Full tests of the airport, with seats sold to the public, took place on July 3 and July 29, 2006. Six airlines – Thai Airways International, Nok Air, Thai Air Asia, Bangkok Airways, PBAir and One-Two-GO – used the airport as a base for 20 domestic flights. The first international test flights were conducted on September 1, 2006. Two THAI's aircraft, B747-400 and A300-600, simultaneously departed the airport on 9.19am to Singapore and Hongkong. On 3.50pm the same aircraft flew back and made concurrent touchdowns on runways 19L and 19R. These test flights demonstrated the readiness of the airport to handle heavy traffic.
On 15 September 2006, the airport started limited operations with Jetstar Asia Airways operating three flights daily to Singapore and Thai Airways International operating some domestic flights to Phitsanulok, Chiang Mai and Ubon Ratchathani. Bangkok Airways moved on 21 September, AirAsia and Thai AirAsia followed suit on 25 September and on 26 September Nok Air moved to Suvarnabhumi Airport. During this initial phase, as well as in the previous tests, the airport used the temporary IATA code NBK.
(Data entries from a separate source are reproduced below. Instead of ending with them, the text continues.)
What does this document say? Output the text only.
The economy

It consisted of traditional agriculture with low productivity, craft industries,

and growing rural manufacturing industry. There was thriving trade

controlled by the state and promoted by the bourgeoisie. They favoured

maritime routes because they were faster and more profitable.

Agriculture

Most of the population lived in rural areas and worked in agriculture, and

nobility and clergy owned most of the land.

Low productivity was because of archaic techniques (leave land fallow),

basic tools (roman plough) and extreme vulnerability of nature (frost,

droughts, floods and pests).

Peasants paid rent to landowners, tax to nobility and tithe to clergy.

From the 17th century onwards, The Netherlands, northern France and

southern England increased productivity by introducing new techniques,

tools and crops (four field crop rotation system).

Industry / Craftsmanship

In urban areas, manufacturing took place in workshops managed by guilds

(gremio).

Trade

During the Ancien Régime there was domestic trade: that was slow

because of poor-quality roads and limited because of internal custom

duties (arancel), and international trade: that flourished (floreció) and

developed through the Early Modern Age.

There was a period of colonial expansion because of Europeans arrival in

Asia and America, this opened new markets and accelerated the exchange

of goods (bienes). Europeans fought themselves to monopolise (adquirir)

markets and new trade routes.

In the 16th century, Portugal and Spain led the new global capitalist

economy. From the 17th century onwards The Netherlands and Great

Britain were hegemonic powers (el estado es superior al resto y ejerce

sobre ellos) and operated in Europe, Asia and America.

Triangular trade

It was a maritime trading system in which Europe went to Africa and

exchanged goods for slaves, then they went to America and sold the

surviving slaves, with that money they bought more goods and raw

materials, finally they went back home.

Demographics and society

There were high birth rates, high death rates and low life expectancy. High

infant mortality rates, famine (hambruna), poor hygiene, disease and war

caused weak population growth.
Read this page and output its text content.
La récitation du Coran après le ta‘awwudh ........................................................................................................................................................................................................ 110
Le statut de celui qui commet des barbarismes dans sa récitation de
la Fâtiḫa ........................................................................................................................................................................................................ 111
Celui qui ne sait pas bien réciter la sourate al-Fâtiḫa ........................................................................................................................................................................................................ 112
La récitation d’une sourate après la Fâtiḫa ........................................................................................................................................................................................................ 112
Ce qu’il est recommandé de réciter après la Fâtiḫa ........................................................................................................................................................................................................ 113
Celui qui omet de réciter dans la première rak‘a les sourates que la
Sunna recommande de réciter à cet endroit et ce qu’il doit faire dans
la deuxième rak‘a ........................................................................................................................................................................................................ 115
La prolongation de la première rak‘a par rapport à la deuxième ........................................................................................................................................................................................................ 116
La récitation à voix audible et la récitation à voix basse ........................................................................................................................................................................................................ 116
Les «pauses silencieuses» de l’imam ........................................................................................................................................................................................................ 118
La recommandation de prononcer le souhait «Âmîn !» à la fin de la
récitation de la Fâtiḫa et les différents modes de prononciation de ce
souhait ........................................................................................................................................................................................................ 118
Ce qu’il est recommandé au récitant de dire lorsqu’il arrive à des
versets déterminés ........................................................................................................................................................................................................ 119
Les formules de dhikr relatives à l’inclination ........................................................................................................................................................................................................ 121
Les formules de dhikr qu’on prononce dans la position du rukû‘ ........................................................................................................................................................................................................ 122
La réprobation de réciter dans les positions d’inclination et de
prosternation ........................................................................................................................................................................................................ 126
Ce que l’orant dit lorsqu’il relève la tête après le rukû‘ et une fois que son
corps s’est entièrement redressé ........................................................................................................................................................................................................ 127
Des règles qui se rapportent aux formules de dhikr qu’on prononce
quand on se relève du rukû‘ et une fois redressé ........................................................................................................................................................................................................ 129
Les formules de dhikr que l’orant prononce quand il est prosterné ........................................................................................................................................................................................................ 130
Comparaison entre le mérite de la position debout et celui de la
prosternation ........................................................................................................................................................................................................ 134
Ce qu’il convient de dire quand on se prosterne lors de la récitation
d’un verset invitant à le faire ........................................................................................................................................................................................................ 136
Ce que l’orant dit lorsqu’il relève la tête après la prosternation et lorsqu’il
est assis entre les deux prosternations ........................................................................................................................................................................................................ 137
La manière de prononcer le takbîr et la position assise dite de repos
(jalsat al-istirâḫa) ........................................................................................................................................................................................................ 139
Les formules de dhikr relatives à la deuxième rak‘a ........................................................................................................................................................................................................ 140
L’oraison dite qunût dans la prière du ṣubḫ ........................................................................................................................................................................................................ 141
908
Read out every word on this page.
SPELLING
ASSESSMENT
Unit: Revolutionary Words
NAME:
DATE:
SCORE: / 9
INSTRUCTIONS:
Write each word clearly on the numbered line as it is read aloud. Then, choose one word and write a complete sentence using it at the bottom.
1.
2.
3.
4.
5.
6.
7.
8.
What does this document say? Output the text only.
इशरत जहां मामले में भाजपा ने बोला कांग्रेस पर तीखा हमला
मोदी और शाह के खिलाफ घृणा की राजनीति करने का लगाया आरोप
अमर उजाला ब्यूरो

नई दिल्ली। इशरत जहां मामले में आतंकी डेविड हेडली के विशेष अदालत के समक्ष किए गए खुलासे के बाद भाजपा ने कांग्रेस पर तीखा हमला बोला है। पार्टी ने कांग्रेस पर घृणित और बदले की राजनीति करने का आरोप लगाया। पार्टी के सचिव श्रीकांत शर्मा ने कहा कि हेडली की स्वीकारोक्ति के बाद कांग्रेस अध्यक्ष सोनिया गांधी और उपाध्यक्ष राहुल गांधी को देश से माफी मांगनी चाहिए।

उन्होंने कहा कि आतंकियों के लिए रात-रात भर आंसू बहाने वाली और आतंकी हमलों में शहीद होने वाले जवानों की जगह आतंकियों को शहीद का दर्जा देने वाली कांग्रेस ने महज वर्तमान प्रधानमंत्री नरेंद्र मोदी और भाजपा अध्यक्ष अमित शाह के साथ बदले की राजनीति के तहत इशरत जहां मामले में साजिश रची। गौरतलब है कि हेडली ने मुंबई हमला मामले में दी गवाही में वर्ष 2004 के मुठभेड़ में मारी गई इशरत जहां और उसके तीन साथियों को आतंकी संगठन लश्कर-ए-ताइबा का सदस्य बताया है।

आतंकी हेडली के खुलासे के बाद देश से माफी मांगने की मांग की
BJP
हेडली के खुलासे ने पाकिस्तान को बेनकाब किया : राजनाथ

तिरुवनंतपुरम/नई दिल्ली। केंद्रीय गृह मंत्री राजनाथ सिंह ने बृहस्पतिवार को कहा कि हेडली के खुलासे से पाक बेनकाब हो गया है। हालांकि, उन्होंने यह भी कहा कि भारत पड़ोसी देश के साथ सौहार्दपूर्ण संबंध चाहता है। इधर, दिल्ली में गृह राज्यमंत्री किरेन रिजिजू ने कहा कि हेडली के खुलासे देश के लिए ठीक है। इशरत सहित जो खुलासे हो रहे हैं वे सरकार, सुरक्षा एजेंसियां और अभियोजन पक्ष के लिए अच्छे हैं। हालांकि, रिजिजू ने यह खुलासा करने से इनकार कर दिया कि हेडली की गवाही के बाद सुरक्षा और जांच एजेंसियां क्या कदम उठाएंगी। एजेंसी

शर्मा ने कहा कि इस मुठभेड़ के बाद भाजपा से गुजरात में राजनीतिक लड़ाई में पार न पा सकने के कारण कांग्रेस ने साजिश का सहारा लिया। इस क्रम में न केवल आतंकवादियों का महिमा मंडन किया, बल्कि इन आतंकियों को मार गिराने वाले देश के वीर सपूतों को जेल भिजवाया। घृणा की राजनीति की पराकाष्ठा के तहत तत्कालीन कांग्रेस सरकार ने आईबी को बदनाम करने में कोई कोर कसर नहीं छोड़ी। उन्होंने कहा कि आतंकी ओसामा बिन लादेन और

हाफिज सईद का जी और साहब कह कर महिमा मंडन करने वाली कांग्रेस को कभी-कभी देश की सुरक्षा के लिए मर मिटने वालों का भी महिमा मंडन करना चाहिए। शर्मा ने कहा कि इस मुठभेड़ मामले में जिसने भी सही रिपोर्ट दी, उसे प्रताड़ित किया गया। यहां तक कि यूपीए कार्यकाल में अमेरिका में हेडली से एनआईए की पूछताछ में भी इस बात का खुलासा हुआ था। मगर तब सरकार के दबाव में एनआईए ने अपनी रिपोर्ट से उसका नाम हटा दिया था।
Suvarnabhumi officially opened at 3:00am on September 28, 2006, taking over all flights from Don Muang. The first flight to arrive was Lufthansa Cargo flight LH8442 from Mumbai at 3:05am. The first commercial arrival was from Japan Airlines at 3:30am. The first passenger arrival was Aerosvit flight VV171 from Kiev at 4:30am, and the first cargo departure was Saudi Arabian Airlines flight SV-984 to Riyadh at 5:00am.[ Aerosvit also had the first passenger departure (VV172 to Kiev) around 5:30am.